SB: Do you think of yourself as a storyteller?
GC: Yes, I do, a storyteller in a very particular way. I don’t want my pictures to be hermetic or inaccessible. I want the pictures to tell a story of some sort and engage the viewer. Photography has a very limited capacity to tell a story, so it’s a very different kind of story than film or literature.
SB: It’s an implied story.
GC: Of course, like all photographs are.
SB: Do you think of yourself as a New England photographer?
GC: That’s an awful interesting thing. At this point, I feel like it’s very clear that a setting is so important to my pictures and I’ve made all my pictures in and around the Berkshires. The way I see it is that the setting is a stage for my picturemaking activities and it’s an important one, but I also want the picture to feel like it could be anywhere.
It’s the place, it’s my connection with the place and it’s my imagined sense of the place all coming together. My family has a cabin in Becket and that’s the starting point of why I make pictures there. And we stil have that cabin.
SB: What’s your trajectory in photography been?

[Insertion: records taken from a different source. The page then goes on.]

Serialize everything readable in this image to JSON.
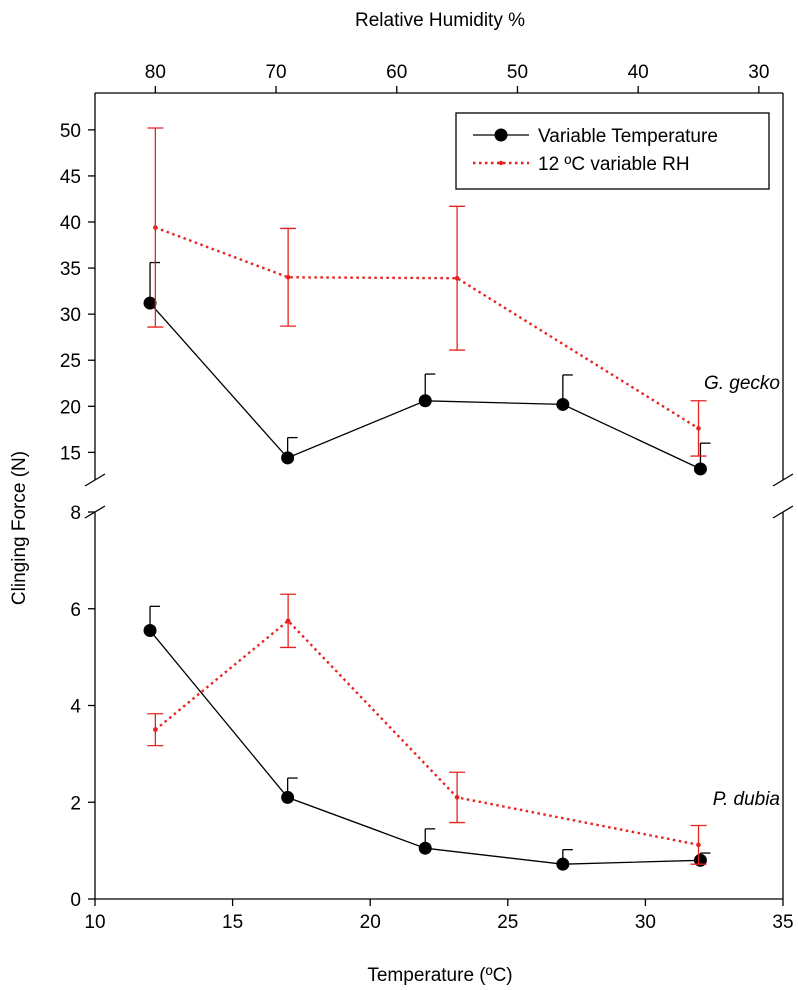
{
  "chart_data": {
    "type": "line",
    "xlabel": "Temperature  (ºC)",
    "x2label": "Relative Humidity %",
    "ylabel": "Clinging Force (N)",
    "xlim": [
      10,
      35
    ],
    "x2lim": [
      85,
      28
    ],
    "x_ticks": [
      10,
      15,
      20,
      25,
      30,
      35
    ],
    "x2_ticks": [
      80,
      70,
      60,
      50,
      40,
      30
    ],
    "y_broken_axis": true,
    "lower_panel": {
      "ylim": [
        0,
        8
      ],
      "y_ticks": [
        0,
        2,
        4,
        6,
        8
      ]
    },
    "upper_panel": {
      "ylim": [
        12,
        54
      ],
      "y_ticks": [
        15,
        20,
        25,
        30,
        35,
        40,
        45,
        50
      ]
    },
    "legend_position": "top-right",
    "series": [
      {
        "name": "Variable Temperature",
        "color": "#000000",
        "style": "solid",
        "marker": "circle",
        "axis": "temperature",
        "panels": {
          "upper": [
            {
              "x": 12,
              "y": 31.2,
              "err": 4.4
            },
            {
              "x": 17,
              "y": 14.4,
              "err": 2.2
            },
            {
              "x": 22,
              "y": 20.6,
              "err": 2.9
            },
            {
              "x": 27,
              "y": 20.2,
              "err": 3.2
            },
            {
              "x": 32,
              "y": 13.2,
              "err": 2.8
            }
          ],
          "lower": [
            {
              "x": 12,
              "y": 5.55,
              "err": 0.5
            },
            {
              "x": 17,
              "y": 2.1,
              "err": 0.4
            },
            {
              "x": 22,
              "y": 1.05,
              "err": 0.4
            },
            {
              "x": 27,
              "y": 0.72,
              "err": 0.3
            },
            {
              "x": 32,
              "y": 0.8,
              "err": 0.15
            }
          ]
        }
      },
      {
        "name": "12 ºC variable RH",
        "color": "#e8231f",
        "style": "dotted",
        "marker": "small-dot",
        "axis": "relative_humidity",
        "panels": {
          "upper": [
            {
              "x": 80,
              "y": 39.4,
              "err": 10.8
            },
            {
              "x": 69,
              "y": 34.0,
              "err": 5.3
            },
            {
              "x": 55,
              "y": 33.9,
              "err": 7.8
            },
            {
              "x": 35,
              "y": 17.6,
              "err": 3.0
            }
          ],
          "lower": [
            {
              "x": 80,
              "y": 3.5,
              "err": 0.33
            },
            {
              "x": 69,
              "y": 5.75,
              "err": 0.55
            },
            {
              "x": 55,
              "y": 2.1,
              "err": 0.52
            },
            {
              "x": 35,
              "y": 1.12,
              "err": 0.4
            }
          ]
        }
      }
    ],
    "annotations": [
      "G. gecko",
      "P. dubia"
    ]
  }
}
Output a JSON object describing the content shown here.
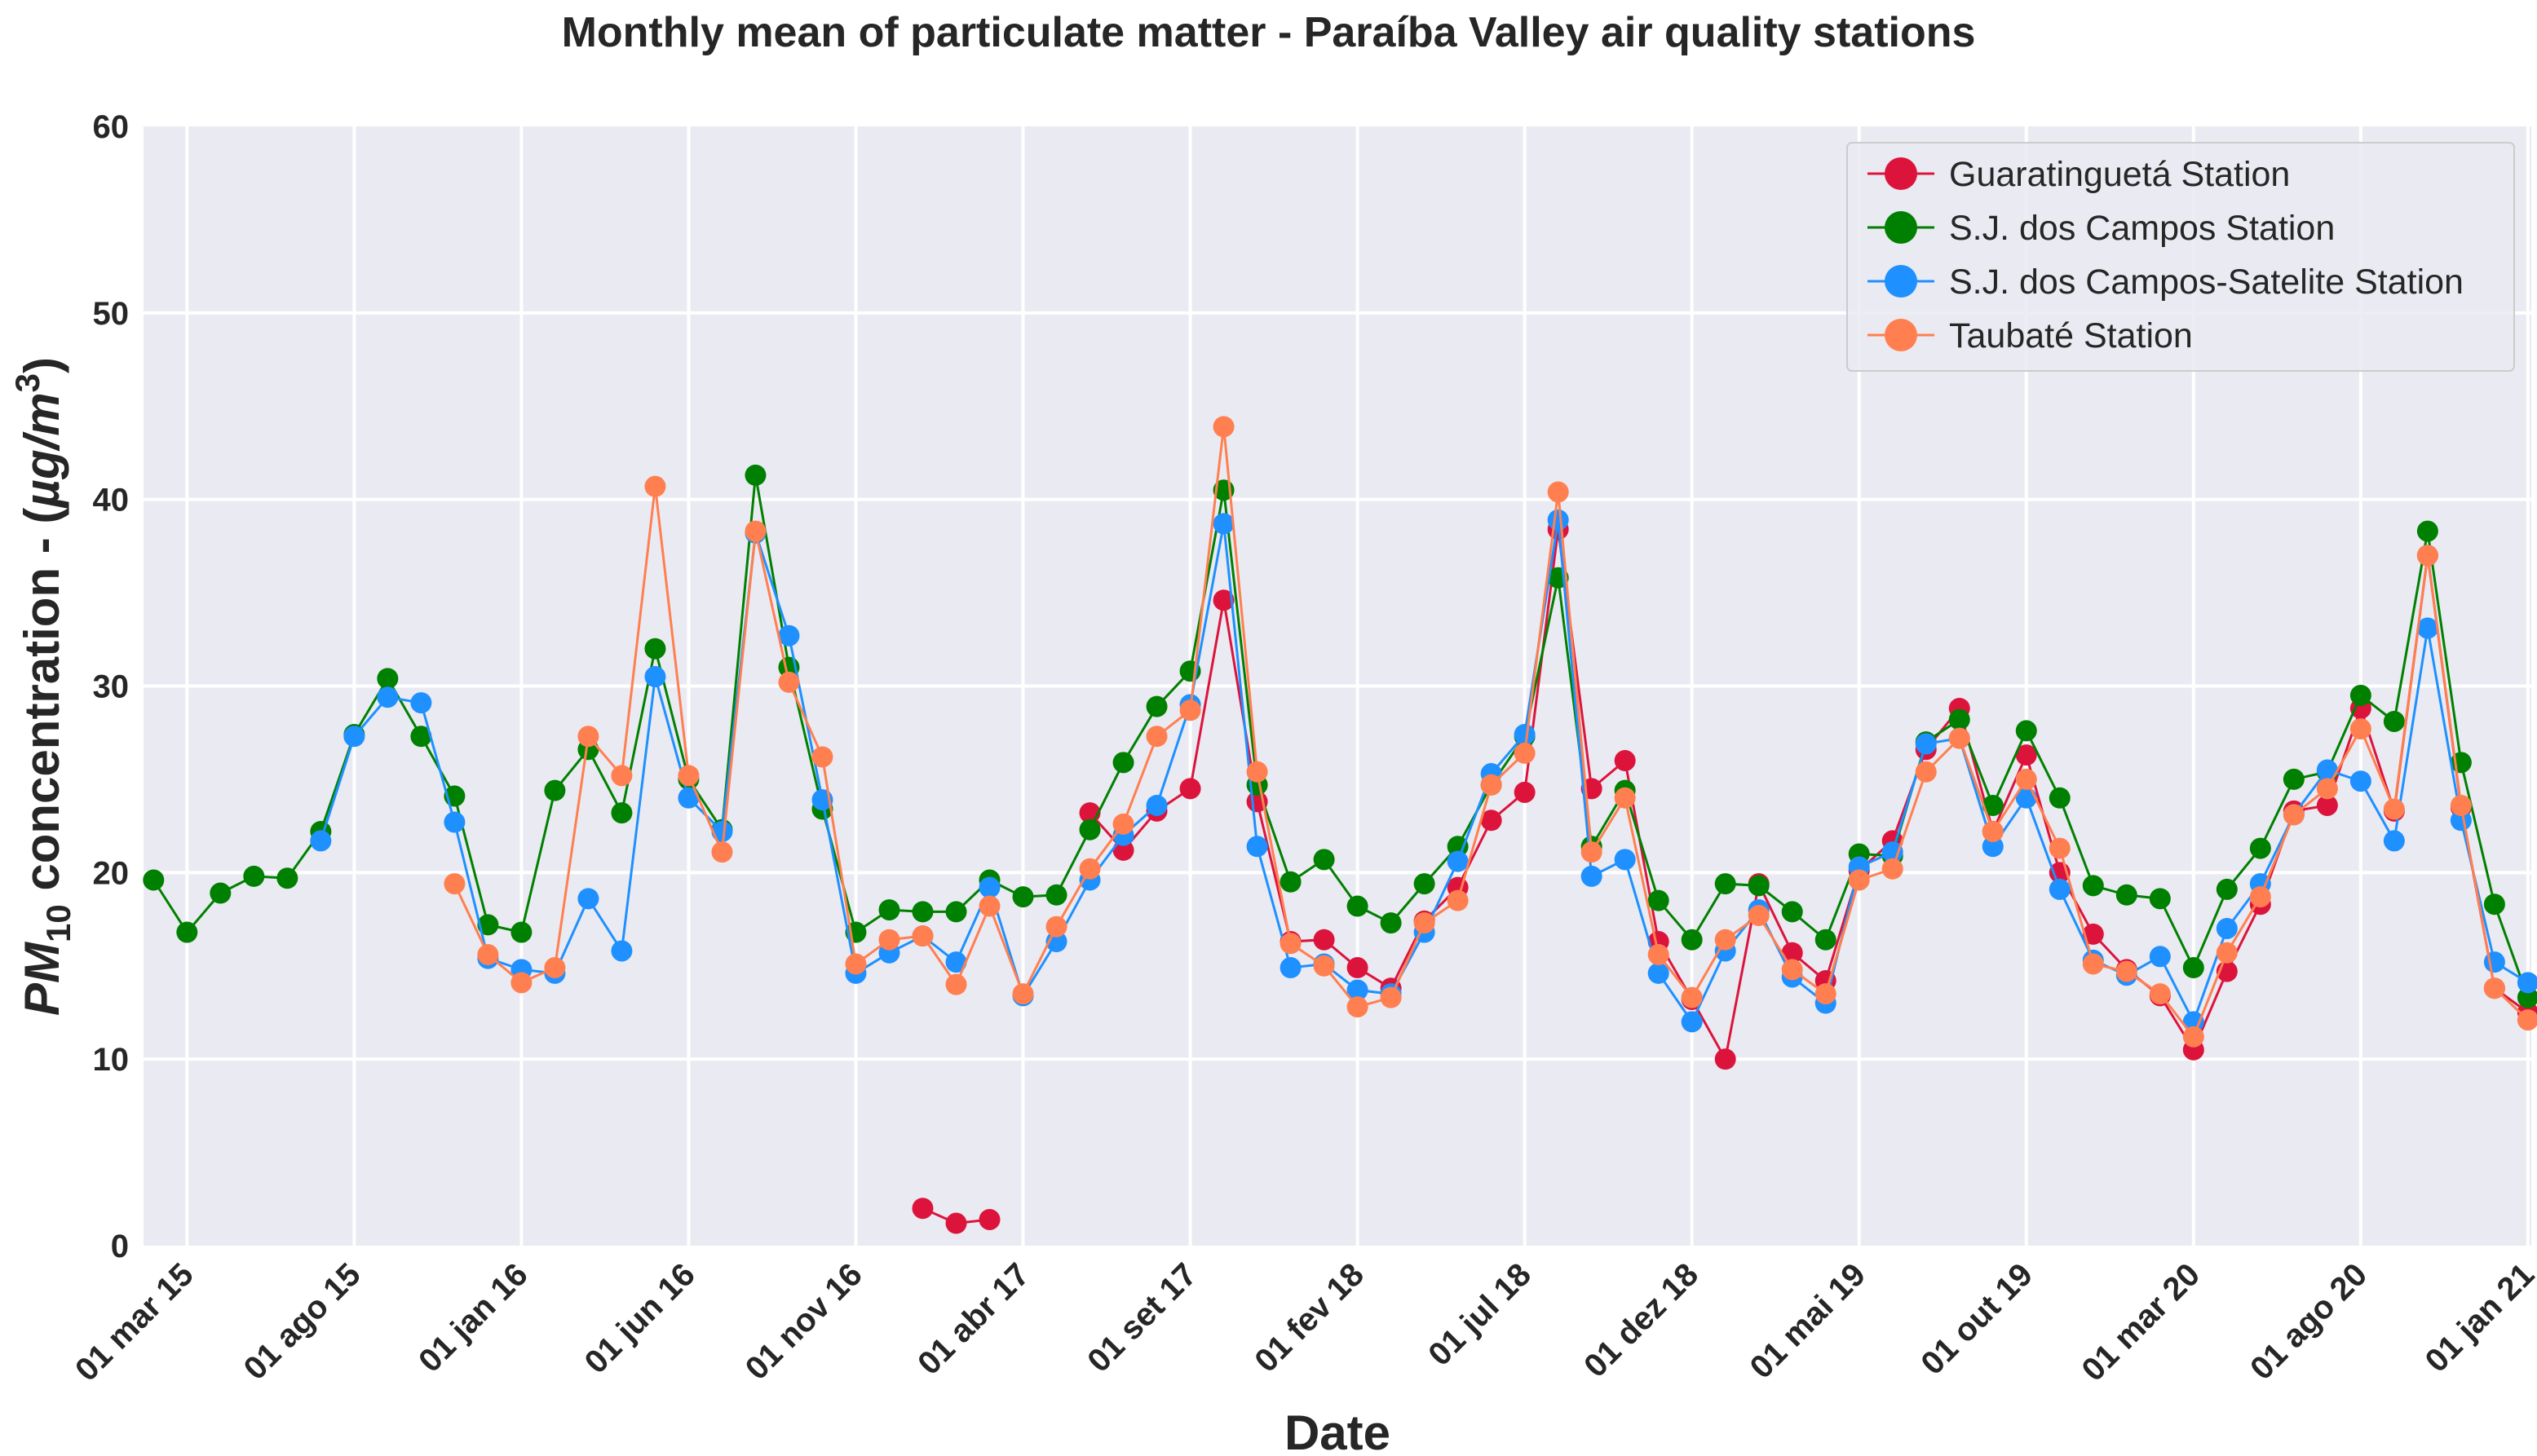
{
  "chart_data": {
    "type": "line",
    "title": "Monthly mean of particulate matter - Paraíba Valley air quality stations",
    "xlabel": "Date",
    "ylabel": "PM10 concentration - (µg/m3)",
    "ylabel_parts": {
      "pm": "PM",
      "sub": "10",
      "mid": " concentration - (",
      "unit": "µg/m",
      "sup": "3",
      "end": ")"
    },
    "ylim": [
      0,
      60
    ],
    "yticks": [
      0,
      10,
      20,
      30,
      40,
      50,
      60
    ],
    "xlim": [
      -1.3,
      70.1
    ],
    "xticks": [
      {
        "month": 0,
        "label": "01 mar 15"
      },
      {
        "month": 5,
        "label": "01 ago 15"
      },
      {
        "month": 10,
        "label": "01 jan 16"
      },
      {
        "month": 15,
        "label": "01 jun 16"
      },
      {
        "month": 20,
        "label": "01 nov 16"
      },
      {
        "month": 25,
        "label": "01 abr 17"
      },
      {
        "month": 30,
        "label": "01 set 17"
      },
      {
        "month": 35,
        "label": "01 fev 18"
      },
      {
        "month": 40,
        "label": "01 jul 18"
      },
      {
        "month": 45,
        "label": "01 dez 18"
      },
      {
        "month": 50,
        "label": "01 mai 19"
      },
      {
        "month": 55,
        "label": "01 out 19"
      },
      {
        "month": 60,
        "label": "01 mar 20"
      },
      {
        "month": 65,
        "label": "01 ago 20"
      },
      {
        "month": 70,
        "label": "01 jan 21"
      }
    ],
    "x_unit": "months offset from 01 mar 15; points plotted at month-end (offset - 1)",
    "grid": true,
    "legend_position": "top-right",
    "series": [
      {
        "name": "Guaratinguetá Station",
        "color": "#dc143c",
        "segments": [
          [
            [
              23,
              2.0
            ],
            [
              24,
              1.2
            ],
            [
              25,
              1.4
            ]
          ],
          [
            [
              28,
              23.2
            ],
            [
              29,
              21.2
            ],
            [
              30,
              23.3
            ],
            [
              31,
              24.5
            ],
            [
              32,
              34.6
            ],
            [
              33,
              23.8
            ],
            [
              34,
              16.3
            ],
            [
              35,
              16.4
            ],
            [
              36,
              14.9
            ],
            [
              37,
              13.8
            ],
            [
              38,
              17.4
            ],
            [
              39,
              19.2
            ],
            [
              40,
              22.8
            ],
            [
              41,
              24.3
            ],
            [
              42,
              38.4
            ],
            [
              43,
              24.5
            ],
            [
              44,
              26.0
            ],
            [
              45,
              16.3
            ],
            [
              46,
              13.2
            ],
            [
              47,
              10.0
            ],
            [
              48,
              19.4
            ],
            [
              49,
              15.7
            ],
            [
              50,
              14.2
            ],
            [
              51,
              20.1
            ],
            [
              52,
              21.7
            ],
            [
              53,
              26.6
            ],
            [
              54,
              28.8
            ],
            [
              55,
              22.2
            ],
            [
              56,
              26.3
            ],
            [
              57,
              20.0
            ],
            [
              58,
              16.7
            ],
            [
              59,
              14.8
            ],
            [
              60,
              13.4
            ],
            [
              61,
              10.5
            ],
            [
              62,
              14.7
            ],
            [
              63,
              18.3
            ],
            [
              64,
              23.3
            ],
            [
              65,
              23.6
            ],
            [
              66,
              28.8
            ],
            [
              67,
              23.3
            ],
            [
              68,
              37.0
            ],
            [
              69,
              23.5
            ],
            [
              70,
              13.8
            ],
            [
              71,
              12.5
            ]
          ]
        ]
      },
      {
        "name": "S.J. dos Campos Station",
        "color": "#008000",
        "segments": [
          [
            [
              0,
              19.6
            ],
            [
              1,
              16.8
            ],
            [
              2,
              18.9
            ],
            [
              3,
              19.8
            ],
            [
              4,
              19.7
            ],
            [
              5,
              22.2
            ],
            [
              6,
              27.4
            ],
            [
              7,
              30.4
            ],
            [
              8,
              27.3
            ],
            [
              9,
              24.1
            ],
            [
              10,
              17.2
            ],
            [
              11,
              16.8
            ],
            [
              12,
              24.4
            ],
            [
              13,
              26.6
            ],
            [
              14,
              23.2
            ],
            [
              15,
              32.0
            ],
            [
              16,
              25.0
            ],
            [
              17,
              22.3
            ],
            [
              18,
              41.3
            ],
            [
              19,
              31.0
            ],
            [
              20,
              23.4
            ],
            [
              21,
              16.8
            ],
            [
              22,
              18.0
            ],
            [
              23,
              17.9
            ],
            [
              24,
              17.9
            ],
            [
              25,
              19.6
            ],
            [
              26,
              18.7
            ],
            [
              27,
              18.8
            ],
            [
              28,
              22.3
            ],
            [
              29,
              25.9
            ],
            [
              30,
              28.9
            ],
            [
              31,
              30.8
            ],
            [
              32,
              40.5
            ],
            [
              33,
              24.7
            ],
            [
              34,
              19.5
            ],
            [
              35,
              20.7
            ],
            [
              36,
              18.2
            ],
            [
              37,
              17.3
            ],
            [
              38,
              19.4
            ],
            [
              39,
              21.4
            ],
            [
              40,
              24.7
            ],
            [
              41,
              27.3
            ],
            [
              42,
              35.8
            ],
            [
              43,
              21.4
            ],
            [
              44,
              24.4
            ],
            [
              45,
              18.5
            ],
            [
              46,
              16.4
            ],
            [
              47,
              19.4
            ],
            [
              48,
              19.3
            ],
            [
              49,
              17.9
            ],
            [
              50,
              16.4
            ],
            [
              51,
              21.0
            ],
            [
              52,
              20.9
            ],
            [
              53,
              27.0
            ],
            [
              54,
              28.2
            ],
            [
              55,
              23.6
            ],
            [
              56,
              27.6
            ],
            [
              57,
              24.0
            ],
            [
              58,
              19.3
            ],
            [
              59,
              18.8
            ],
            [
              60,
              18.6
            ],
            [
              61,
              14.9
            ],
            [
              62,
              19.1
            ],
            [
              63,
              21.3
            ],
            [
              64,
              25.0
            ],
            [
              65,
              25.4
            ],
            [
              66,
              29.5
            ],
            [
              67,
              28.1
            ],
            [
              68,
              38.3
            ],
            [
              69,
              25.9
            ],
            [
              70,
              18.3
            ],
            [
              71,
              13.3
            ]
          ]
        ]
      },
      {
        "name": "S.J. dos Campos-Satelite Station",
        "color": "#1e90ff",
        "segments": [
          [
            [
              5,
              21.7
            ],
            [
              6,
              27.3
            ],
            [
              7,
              29.4
            ],
            [
              8,
              29.1
            ],
            [
              9,
              22.7
            ],
            [
              10,
              15.4
            ],
            [
              11,
              14.8
            ],
            [
              12,
              14.6
            ],
            [
              13,
              18.6
            ],
            [
              14,
              15.8
            ],
            [
              15,
              30.5
            ],
            [
              16,
              24.0
            ],
            [
              17,
              22.2
            ],
            [
              18,
              38.2
            ],
            [
              19,
              32.7
            ],
            [
              20,
              23.9
            ],
            [
              21,
              14.6
            ],
            [
              22,
              15.7
            ],
            [
              23,
              16.6
            ],
            [
              24,
              15.2
            ],
            [
              25,
              19.2
            ],
            [
              26,
              13.4
            ],
            [
              27,
              16.3
            ],
            [
              28,
              19.6
            ],
            [
              29,
              22.0
            ],
            [
              30,
              23.6
            ],
            [
              31,
              29.0
            ],
            [
              32,
              38.7
            ],
            [
              33,
              21.4
            ],
            [
              34,
              14.9
            ],
            [
              35,
              15.1
            ],
            [
              36,
              13.7
            ],
            [
              37,
              13.5
            ],
            [
              38,
              16.8
            ],
            [
              39,
              20.6
            ],
            [
              40,
              25.3
            ],
            [
              41,
              27.4
            ],
            [
              42,
              38.9
            ],
            [
              43,
              19.8
            ],
            [
              44,
              20.7
            ],
            [
              45,
              14.6
            ],
            [
              46,
              12.0
            ],
            [
              47,
              15.8
            ],
            [
              48,
              18.0
            ],
            [
              49,
              14.4
            ],
            [
              50,
              13.0
            ],
            [
              51,
              20.3
            ],
            [
              52,
              21.1
            ],
            [
              53,
              26.9
            ],
            [
              54,
              27.2
            ],
            [
              55,
              21.4
            ],
            [
              56,
              24.0
            ],
            [
              57,
              19.1
            ],
            [
              58,
              15.3
            ],
            [
              59,
              14.5
            ],
            [
              60,
              15.5
            ],
            [
              61,
              12.0
            ],
            [
              62,
              17.0
            ],
            [
              63,
              19.4
            ],
            [
              64,
              23.1
            ],
            [
              65,
              25.5
            ],
            [
              66,
              24.9
            ],
            [
              67,
              21.7
            ],
            [
              68,
              33.1
            ],
            [
              69,
              22.8
            ],
            [
              70,
              15.2
            ],
            [
              71,
              14.1
            ]
          ]
        ]
      },
      {
        "name": "Taubaté Station",
        "color": "#ff7f50",
        "segments": [
          [
            [
              9,
              19.4
            ],
            [
              10,
              15.6
            ],
            [
              11,
              14.1
            ],
            [
              12,
              14.9
            ],
            [
              13,
              27.3
            ],
            [
              14,
              25.2
            ],
            [
              15,
              40.7
            ],
            [
              16,
              25.2
            ],
            [
              17,
              21.1
            ],
            [
              18,
              38.3
            ],
            [
              19,
              30.2
            ],
            [
              20,
              26.2
            ],
            [
              21,
              15.1
            ],
            [
              22,
              16.4
            ],
            [
              23,
              16.6
            ],
            [
              24,
              14.0
            ],
            [
              25,
              18.2
            ],
            [
              26,
              13.5
            ],
            [
              27,
              17.1
            ],
            [
              28,
              20.2
            ],
            [
              29,
              22.6
            ],
            [
              30,
              27.3
            ],
            [
              31,
              28.7
            ],
            [
              32,
              43.9
            ],
            [
              33,
              25.4
            ],
            [
              34,
              16.2
            ],
            [
              35,
              15.0
            ],
            [
              36,
              12.8
            ],
            [
              37,
              13.3
            ],
            [
              38,
              17.3
            ],
            [
              39,
              18.5
            ],
            [
              40,
              24.7
            ],
            [
              41,
              26.4
            ],
            [
              42,
              40.4
            ],
            [
              43,
              21.1
            ],
            [
              44,
              24.0
            ],
            [
              45,
              15.6
            ],
            [
              46,
              13.3
            ],
            [
              47,
              16.4
            ],
            [
              48,
              17.7
            ],
            [
              49,
              14.8
            ],
            [
              50,
              13.5
            ],
            [
              51,
              19.6
            ],
            [
              52,
              20.2
            ],
            [
              53,
              25.4
            ],
            [
              54,
              27.2
            ],
            [
              55,
              22.2
            ],
            [
              56,
              25.0
            ],
            [
              57,
              21.3
            ],
            [
              58,
              15.1
            ],
            [
              59,
              14.7
            ],
            [
              60,
              13.5
            ],
            [
              61,
              11.2
            ],
            [
              62,
              15.7
            ],
            [
              63,
              18.7
            ],
            [
              64,
              23.1
            ],
            [
              65,
              24.5
            ],
            [
              66,
              27.7
            ],
            [
              67,
              23.4
            ],
            [
              68,
              37.0
            ],
            [
              69,
              23.6
            ],
            [
              70,
              13.8
            ],
            [
              71,
              12.1
            ]
          ]
        ]
      }
    ]
  }
}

GC: I started photography late in life. I really didn’t start until I was an undergraduate at SUNY Purchase, that’s really when I took my first photography class and, from that moment, it was very obvious what I wanted to do.
The first art photograph that really had a profound effect on me was the Diane Arbus retrospective that my father took me to when I was 10-years-old. It wasn’t until later I realized that I had that connection. It’s a long list of people who have influenced me, from Cindy Sherman to William Eggleston.
SB: What sort of photos did you take when you first started?
GC: I’ve always, over and over again, been drawn to the same subject matter, suburban landscapes, small towns, always.
SB: Is it a case of a city kid finding a rural area exotic?
GC: I feel the reason I’m drawn to that kind of imaginative place is that I look at it with a sense of wonder and awe, but I also feel like I have a double life. I have my life in New York with my family, and then I have my more imaginative life when I’m in Massachusetts and I make my pictures.
What I’m most interested in now is a kind of non-descript desolate town where everything feels like its from another period, but you can’t quite put your finger on it.